Iceland is no different from other countries when it comes to the coronavirus, or COVID-19. The first case was discovered in Iceland at the end of February, and a week later, we have 37 confirmed cases at the time of this writing. This perhaps sounds high, but we believe that Icelandic authorities are using a few, but very effective, and even unique methods, that will ensure that this terrible outbreak will not be as severe as it appears to be in some other countries.
First, here are the basic facts
All of the confirmed cases are Icelanders that traveled to Italy and Austria for a ski trip. That means that technically, the virus is not yet spreading between citizens in Iceland. All of these people are in quarantine. And none of them are severely affected. Authorities say that it’s only a matter of time before we get to the point that people will spread the virus in the country, but they believe that these first measures will ensure that this outbreak will not be as serious as for example, in Italy. Here are the things that us at Reykjavík Grapevine, believe that the government is doing right.
Number one: And this is incredibly important: Complete transparency.

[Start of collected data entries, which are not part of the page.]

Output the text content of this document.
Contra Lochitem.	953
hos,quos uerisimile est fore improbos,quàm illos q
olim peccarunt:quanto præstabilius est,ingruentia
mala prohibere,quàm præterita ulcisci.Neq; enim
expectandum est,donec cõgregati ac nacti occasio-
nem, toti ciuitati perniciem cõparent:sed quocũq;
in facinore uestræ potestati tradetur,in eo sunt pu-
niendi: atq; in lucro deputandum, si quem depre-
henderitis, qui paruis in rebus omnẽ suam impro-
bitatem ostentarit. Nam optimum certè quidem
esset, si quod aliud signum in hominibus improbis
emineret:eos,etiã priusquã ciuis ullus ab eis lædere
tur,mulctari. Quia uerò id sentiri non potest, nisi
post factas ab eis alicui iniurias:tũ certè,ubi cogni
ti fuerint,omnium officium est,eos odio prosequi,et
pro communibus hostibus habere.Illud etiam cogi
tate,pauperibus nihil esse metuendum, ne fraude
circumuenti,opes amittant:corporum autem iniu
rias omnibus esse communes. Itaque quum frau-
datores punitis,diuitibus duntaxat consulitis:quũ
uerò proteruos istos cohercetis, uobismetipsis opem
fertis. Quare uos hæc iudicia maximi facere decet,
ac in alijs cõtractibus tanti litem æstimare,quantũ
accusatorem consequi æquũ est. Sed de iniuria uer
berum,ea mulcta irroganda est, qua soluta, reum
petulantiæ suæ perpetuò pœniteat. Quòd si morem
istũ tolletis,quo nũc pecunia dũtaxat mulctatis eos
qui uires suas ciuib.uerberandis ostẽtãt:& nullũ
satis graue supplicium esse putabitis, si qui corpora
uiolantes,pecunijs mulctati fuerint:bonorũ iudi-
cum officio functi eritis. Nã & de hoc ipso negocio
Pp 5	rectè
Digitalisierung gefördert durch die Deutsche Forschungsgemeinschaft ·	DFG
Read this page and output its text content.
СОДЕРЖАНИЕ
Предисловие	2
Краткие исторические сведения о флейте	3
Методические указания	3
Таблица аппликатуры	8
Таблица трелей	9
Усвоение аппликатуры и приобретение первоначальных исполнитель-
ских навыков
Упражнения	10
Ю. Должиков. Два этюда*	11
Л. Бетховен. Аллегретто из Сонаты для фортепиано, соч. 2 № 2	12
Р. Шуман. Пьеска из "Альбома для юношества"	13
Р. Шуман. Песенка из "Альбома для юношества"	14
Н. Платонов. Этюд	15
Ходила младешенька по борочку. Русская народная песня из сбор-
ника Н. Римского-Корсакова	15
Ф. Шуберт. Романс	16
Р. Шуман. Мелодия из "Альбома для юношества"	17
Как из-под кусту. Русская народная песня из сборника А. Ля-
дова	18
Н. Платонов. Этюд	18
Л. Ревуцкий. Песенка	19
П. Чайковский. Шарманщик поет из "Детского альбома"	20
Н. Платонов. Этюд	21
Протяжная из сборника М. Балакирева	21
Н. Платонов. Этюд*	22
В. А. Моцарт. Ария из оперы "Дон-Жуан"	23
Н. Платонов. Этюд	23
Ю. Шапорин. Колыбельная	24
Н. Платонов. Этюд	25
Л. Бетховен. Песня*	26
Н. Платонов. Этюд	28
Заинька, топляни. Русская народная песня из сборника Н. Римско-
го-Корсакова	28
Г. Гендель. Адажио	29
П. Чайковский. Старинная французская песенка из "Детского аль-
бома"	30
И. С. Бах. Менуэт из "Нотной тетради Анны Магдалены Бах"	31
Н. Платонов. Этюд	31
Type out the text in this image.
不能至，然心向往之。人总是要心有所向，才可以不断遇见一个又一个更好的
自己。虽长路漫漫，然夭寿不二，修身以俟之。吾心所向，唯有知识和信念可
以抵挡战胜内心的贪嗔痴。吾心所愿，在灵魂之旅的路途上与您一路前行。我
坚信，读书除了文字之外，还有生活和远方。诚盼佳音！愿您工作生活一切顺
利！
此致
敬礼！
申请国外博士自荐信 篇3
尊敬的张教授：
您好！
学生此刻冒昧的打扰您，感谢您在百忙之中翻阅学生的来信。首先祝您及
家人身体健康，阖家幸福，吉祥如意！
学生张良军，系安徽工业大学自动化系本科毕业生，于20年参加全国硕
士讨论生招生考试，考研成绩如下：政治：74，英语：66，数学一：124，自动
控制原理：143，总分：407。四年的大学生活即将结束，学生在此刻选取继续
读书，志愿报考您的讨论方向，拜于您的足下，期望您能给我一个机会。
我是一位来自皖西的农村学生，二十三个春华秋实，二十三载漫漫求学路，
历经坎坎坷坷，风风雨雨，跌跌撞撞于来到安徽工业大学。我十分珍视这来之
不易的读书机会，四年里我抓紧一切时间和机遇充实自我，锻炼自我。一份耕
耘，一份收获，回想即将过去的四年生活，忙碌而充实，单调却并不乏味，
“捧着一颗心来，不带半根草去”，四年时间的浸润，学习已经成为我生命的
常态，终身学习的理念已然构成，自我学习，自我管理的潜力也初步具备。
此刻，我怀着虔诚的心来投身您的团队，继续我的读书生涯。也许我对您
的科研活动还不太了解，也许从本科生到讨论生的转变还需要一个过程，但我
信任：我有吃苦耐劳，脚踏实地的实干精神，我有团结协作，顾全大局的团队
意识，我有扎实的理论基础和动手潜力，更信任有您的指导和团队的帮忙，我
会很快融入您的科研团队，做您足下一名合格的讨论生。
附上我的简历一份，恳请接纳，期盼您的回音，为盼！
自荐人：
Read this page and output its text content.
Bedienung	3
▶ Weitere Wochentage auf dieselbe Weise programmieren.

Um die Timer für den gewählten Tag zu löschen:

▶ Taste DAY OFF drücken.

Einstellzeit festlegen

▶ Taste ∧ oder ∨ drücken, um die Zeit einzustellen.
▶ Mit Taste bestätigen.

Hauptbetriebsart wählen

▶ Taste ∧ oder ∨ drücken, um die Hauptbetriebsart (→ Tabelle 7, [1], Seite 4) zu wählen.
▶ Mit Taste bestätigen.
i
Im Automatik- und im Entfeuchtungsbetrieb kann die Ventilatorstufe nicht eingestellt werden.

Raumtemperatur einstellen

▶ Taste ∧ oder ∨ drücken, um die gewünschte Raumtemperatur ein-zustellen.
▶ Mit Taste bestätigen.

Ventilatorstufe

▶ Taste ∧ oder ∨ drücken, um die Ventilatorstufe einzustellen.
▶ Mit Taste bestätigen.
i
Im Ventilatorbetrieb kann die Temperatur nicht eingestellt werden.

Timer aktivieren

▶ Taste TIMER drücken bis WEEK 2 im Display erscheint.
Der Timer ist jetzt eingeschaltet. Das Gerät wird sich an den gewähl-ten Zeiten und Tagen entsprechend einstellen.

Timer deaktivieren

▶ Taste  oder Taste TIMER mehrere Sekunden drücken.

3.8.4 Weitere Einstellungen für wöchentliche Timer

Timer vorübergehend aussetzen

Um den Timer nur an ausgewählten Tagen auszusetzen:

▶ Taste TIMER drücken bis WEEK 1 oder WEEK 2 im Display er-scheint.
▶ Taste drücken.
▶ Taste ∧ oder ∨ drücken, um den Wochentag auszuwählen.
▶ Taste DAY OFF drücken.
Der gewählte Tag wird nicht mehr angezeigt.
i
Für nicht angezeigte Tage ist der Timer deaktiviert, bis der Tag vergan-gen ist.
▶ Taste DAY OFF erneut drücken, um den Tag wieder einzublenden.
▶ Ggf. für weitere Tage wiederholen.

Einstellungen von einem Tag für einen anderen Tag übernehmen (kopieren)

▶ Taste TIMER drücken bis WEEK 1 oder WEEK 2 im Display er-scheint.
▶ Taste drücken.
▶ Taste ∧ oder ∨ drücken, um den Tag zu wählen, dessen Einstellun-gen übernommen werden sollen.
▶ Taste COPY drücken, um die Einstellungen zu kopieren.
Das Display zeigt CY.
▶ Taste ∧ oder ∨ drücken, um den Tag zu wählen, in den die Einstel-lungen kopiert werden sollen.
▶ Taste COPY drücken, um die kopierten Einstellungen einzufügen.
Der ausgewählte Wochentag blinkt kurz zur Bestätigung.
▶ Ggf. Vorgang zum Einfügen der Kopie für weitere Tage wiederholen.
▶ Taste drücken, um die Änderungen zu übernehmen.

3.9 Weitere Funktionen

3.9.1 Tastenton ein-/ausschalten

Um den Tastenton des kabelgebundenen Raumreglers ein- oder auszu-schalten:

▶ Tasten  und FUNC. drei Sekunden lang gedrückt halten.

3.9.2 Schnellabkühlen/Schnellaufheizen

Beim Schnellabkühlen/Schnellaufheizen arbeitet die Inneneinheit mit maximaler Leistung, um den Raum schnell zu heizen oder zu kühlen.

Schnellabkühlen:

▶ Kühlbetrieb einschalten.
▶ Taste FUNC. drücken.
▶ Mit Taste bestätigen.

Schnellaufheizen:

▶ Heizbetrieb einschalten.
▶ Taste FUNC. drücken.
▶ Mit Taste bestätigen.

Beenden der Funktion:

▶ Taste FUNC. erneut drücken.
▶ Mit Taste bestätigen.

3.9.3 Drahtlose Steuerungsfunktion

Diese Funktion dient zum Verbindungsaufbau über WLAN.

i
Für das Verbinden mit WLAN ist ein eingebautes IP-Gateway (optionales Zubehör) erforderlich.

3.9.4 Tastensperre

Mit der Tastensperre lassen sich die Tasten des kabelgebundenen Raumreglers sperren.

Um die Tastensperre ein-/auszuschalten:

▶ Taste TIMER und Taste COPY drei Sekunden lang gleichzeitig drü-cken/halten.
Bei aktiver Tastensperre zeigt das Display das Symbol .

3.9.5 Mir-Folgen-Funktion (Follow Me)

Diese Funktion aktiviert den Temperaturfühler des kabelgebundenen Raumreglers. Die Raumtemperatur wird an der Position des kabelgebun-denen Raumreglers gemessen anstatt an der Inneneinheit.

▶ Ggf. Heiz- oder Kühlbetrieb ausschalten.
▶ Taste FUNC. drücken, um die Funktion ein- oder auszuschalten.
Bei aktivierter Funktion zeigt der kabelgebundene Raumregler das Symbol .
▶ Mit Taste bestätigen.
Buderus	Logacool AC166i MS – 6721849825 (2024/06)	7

The Directorate of health, the police, the Red Cross and others connected to the outbreak, are having daily press conferences, even if there is nothing new happening. This is important for a few reasons. It combats false information circling around the internet, it ensures that correct information about sanitation and the correct reaction is delivered to the people. These conferences are live on the biggest news sites in Iceland, in radio and TV. So you can’t miss it.
Number two: People actually get paid for being in quarantine. The government, in association with Confederation of Icelandic Employers and the unions in Iceland, have come to an agreement to pay people salaries for being in quarantine. And what’s more, it doesn’t affect their sick leave at all. It’s vital that people stay in the quarantine, for the risk is that a whole company needs to shut down if an employer breaks his quarantine. This is also logical, because breaking quarantine, knowing that you can contaminate, is illegal. You can get a hefty fine or even prison time for it.
Number Three: Coordination between institutions. This is also incredibly important. Health care workers, police, the government and others, are working closely together. And they are doing the heavy lifting. They have tested 368 people for the virus and around 400 are quarantine. Proportionately, for example in the USA, it would mean that the government would have checked and quarantined around 350 and 400 thousand people. So for Icelanders, this is a huge operation.
Number four: And this is kind of related to the point about transparency. Alarmist and conspiracy theorist are not given any platform in this crisis in the media. One of the biggest problems with this first virus – in the age of the internet – is misinformation. Those that are spreading false information are met with very critical thinking, and the population of Iceland is much better at separating nonsense from real facts, because of the daily press conference.
That’s it. This is how we are dealing with things. We hope this helps.